Just like the governor and other critics of the proposal, Gourley believes the designation of the marine monument will stop recreational and commercial fishing, as well as any attempt at oil, gas, and mineral extraction.
Angelo Villagomez, CNMI coordinator of Pew Environment Group, says waters around the northernmost islands have not provided a penny of economic benefit to CNMI to-date.
“If there were commercially valuable stocks of fish in those waters, someone over the past few decades would have started a viable fishery,” he told ISLANDS BUSINESS.
He adds that mining, while a speculative possibility, suffers from two flaws: commercial deep-sea mining is not currently being done anywhere in the world and the proposed monument is in federal, not CNMI, waters.

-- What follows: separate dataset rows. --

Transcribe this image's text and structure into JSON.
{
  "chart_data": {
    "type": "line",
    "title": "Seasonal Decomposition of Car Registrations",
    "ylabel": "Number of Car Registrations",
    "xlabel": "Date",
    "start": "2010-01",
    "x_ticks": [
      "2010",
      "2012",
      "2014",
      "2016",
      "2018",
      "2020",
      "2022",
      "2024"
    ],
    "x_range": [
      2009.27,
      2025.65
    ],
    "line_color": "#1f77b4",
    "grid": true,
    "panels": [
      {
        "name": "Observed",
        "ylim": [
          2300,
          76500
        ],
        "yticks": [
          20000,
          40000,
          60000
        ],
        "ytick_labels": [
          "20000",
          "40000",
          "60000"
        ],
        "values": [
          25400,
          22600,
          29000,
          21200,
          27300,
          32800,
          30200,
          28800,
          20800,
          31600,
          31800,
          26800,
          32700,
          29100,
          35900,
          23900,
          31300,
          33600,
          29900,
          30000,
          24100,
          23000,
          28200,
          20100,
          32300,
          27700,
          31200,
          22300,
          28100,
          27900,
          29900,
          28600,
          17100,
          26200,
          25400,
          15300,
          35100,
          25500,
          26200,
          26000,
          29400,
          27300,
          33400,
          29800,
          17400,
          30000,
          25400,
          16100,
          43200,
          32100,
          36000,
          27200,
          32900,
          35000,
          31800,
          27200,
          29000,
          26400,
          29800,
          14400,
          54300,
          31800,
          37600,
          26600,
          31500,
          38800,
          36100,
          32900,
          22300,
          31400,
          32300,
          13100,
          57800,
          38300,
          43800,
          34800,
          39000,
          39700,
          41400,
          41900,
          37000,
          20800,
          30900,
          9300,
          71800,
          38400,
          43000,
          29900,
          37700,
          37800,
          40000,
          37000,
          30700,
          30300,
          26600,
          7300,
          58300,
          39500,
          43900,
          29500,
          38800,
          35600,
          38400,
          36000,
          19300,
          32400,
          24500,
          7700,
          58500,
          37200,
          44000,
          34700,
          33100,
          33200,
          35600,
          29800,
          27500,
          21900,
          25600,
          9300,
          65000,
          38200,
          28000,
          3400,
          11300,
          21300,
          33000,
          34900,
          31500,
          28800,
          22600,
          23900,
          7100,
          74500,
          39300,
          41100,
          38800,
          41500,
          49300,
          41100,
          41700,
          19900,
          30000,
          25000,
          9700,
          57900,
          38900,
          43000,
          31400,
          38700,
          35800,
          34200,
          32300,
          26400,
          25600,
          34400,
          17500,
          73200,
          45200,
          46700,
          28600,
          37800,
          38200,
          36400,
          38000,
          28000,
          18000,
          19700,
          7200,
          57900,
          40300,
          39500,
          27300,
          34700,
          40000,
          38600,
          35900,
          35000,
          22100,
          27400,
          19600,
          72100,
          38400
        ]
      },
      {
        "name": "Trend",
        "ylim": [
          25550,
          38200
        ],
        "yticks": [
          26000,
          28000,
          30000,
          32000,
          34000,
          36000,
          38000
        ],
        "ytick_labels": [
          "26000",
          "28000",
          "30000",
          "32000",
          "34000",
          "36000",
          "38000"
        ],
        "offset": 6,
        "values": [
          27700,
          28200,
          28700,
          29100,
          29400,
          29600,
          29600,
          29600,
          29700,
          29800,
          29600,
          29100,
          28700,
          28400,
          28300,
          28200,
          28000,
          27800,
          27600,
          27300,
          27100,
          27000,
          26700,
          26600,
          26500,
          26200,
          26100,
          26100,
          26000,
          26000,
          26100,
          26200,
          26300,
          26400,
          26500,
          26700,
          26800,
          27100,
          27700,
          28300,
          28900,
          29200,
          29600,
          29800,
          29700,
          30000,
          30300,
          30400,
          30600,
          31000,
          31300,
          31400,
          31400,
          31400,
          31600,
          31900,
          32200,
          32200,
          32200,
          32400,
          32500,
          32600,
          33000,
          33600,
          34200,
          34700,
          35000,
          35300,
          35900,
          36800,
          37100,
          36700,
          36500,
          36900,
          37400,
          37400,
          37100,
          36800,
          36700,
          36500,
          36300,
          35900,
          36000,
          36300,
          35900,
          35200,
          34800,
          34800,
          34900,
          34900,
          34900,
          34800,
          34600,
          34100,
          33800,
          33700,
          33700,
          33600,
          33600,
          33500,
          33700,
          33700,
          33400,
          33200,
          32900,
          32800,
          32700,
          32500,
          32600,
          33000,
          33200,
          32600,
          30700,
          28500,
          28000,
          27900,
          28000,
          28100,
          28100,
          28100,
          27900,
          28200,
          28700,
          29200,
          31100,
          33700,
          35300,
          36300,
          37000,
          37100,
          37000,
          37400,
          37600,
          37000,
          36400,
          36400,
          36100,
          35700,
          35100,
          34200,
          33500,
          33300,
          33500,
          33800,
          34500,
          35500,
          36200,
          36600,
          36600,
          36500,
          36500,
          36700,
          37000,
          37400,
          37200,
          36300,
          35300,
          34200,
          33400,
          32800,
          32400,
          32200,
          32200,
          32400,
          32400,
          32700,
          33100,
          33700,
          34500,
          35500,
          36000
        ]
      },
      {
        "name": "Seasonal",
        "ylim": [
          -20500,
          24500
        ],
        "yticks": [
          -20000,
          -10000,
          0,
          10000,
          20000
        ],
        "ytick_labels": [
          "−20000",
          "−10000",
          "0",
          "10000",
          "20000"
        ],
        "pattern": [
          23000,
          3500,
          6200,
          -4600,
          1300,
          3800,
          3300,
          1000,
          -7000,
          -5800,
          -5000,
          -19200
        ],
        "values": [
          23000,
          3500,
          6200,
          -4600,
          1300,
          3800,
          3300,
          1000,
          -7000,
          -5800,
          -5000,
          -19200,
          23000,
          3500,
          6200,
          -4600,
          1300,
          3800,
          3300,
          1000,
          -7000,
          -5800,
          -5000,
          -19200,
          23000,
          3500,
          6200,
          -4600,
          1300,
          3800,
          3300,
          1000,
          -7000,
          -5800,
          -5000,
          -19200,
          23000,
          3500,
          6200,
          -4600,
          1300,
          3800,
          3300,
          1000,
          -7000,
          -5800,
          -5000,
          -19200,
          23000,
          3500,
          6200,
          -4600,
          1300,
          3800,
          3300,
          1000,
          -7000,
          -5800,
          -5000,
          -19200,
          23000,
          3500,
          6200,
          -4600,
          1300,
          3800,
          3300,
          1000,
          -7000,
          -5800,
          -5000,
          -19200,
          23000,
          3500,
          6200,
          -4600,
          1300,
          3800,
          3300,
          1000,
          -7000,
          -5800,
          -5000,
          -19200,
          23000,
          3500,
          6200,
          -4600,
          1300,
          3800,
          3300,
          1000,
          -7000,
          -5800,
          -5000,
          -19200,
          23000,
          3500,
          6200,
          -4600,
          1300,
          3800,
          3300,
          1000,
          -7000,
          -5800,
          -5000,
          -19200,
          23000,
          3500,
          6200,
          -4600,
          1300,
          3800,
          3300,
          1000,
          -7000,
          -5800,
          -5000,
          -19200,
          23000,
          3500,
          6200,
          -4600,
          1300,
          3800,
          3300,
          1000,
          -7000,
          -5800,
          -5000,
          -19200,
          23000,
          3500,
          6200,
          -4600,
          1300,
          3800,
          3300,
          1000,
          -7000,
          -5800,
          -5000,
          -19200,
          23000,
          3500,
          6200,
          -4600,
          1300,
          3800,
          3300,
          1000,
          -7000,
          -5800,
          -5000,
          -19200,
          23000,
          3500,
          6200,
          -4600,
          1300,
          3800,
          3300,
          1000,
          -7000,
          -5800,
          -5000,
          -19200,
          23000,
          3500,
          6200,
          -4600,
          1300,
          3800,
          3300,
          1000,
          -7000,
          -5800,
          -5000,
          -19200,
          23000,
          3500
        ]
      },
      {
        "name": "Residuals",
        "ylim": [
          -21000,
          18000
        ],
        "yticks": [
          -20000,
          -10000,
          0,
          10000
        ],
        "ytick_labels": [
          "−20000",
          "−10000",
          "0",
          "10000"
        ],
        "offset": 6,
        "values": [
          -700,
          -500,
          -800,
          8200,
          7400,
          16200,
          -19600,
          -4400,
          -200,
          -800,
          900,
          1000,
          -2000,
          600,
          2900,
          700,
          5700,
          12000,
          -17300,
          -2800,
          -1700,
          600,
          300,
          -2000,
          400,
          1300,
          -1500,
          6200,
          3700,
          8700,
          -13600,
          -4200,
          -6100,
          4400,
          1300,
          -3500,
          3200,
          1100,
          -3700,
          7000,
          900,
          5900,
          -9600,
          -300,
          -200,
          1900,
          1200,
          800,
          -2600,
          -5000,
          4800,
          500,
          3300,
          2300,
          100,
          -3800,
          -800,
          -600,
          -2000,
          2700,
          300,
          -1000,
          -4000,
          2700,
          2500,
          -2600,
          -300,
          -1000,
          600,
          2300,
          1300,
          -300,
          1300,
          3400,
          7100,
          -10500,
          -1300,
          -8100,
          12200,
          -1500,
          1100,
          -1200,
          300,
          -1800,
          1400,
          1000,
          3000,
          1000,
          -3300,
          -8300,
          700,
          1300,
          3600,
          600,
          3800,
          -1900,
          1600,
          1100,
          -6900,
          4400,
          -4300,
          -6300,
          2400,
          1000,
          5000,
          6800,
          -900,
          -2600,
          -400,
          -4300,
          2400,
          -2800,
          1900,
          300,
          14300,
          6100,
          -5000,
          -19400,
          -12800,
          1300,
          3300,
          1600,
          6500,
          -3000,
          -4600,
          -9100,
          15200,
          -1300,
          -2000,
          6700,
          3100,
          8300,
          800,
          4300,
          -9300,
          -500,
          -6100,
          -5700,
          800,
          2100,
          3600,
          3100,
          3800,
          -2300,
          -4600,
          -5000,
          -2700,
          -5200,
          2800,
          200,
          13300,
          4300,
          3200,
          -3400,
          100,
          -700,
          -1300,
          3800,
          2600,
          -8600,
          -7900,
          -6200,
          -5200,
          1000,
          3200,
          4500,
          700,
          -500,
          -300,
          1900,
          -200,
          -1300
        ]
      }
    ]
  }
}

There are also those who oppose the marine monument proposal just because they are suspicious of anything that has to do with the federal government, according to Villagomez.
Because of a measure recently signed by Bush, the federal government will take control of CNMI immigration as early as June 2009.
“That attitude means it doesn’t matter whether or not a proposal is beneficial.
For those opposed to working with the federal government, even a terrific opportunity will be attacked,” Villagomez says.
Political agenda? Gourley says his opposition is also partly because he believes the true intention of the proposal is to further the political agendas of the Pew Charitable Trusts and Bush.
“The proposed Pew monument is really all about US mainland politics, not conservation and not the CNMI.
This is the underlying reason why Pew is pushing so hard for CNMI to make a decision before President Bush leaves office in January 2009,” he told ISLANDS BUSINESS.
But Pete A. Tenorio, CNMI’s representative to Washington, DC, called on the community to look at the merits of the marine monument proposal instead of focusing on the group behind it.
“We need to stop focusing on Pew and seriously start talking among ourselves about what resources we have and how best to economically utilize as well as protect them for us now living and for future generations,” he said in a statement.
Nevertheless, Tenorio backs continued dialogue with the federal government on Pew’s proposal. He said he had been assured by the President’s Council on Environmental Quality that Bush would only create a national monument if the people of the commonwealth asked him to do so.
Tenorio, who is contesting to be CNMI’s first delegate to the US Congress, added that heritage protection and economic exploitation are compatible given the right policies.
Northern Islands Mayor Valentin I. Taisakan, in a June 6 letter to Bush, asked him to delay for six years any proposal to establish a national marine monument in the CNMI.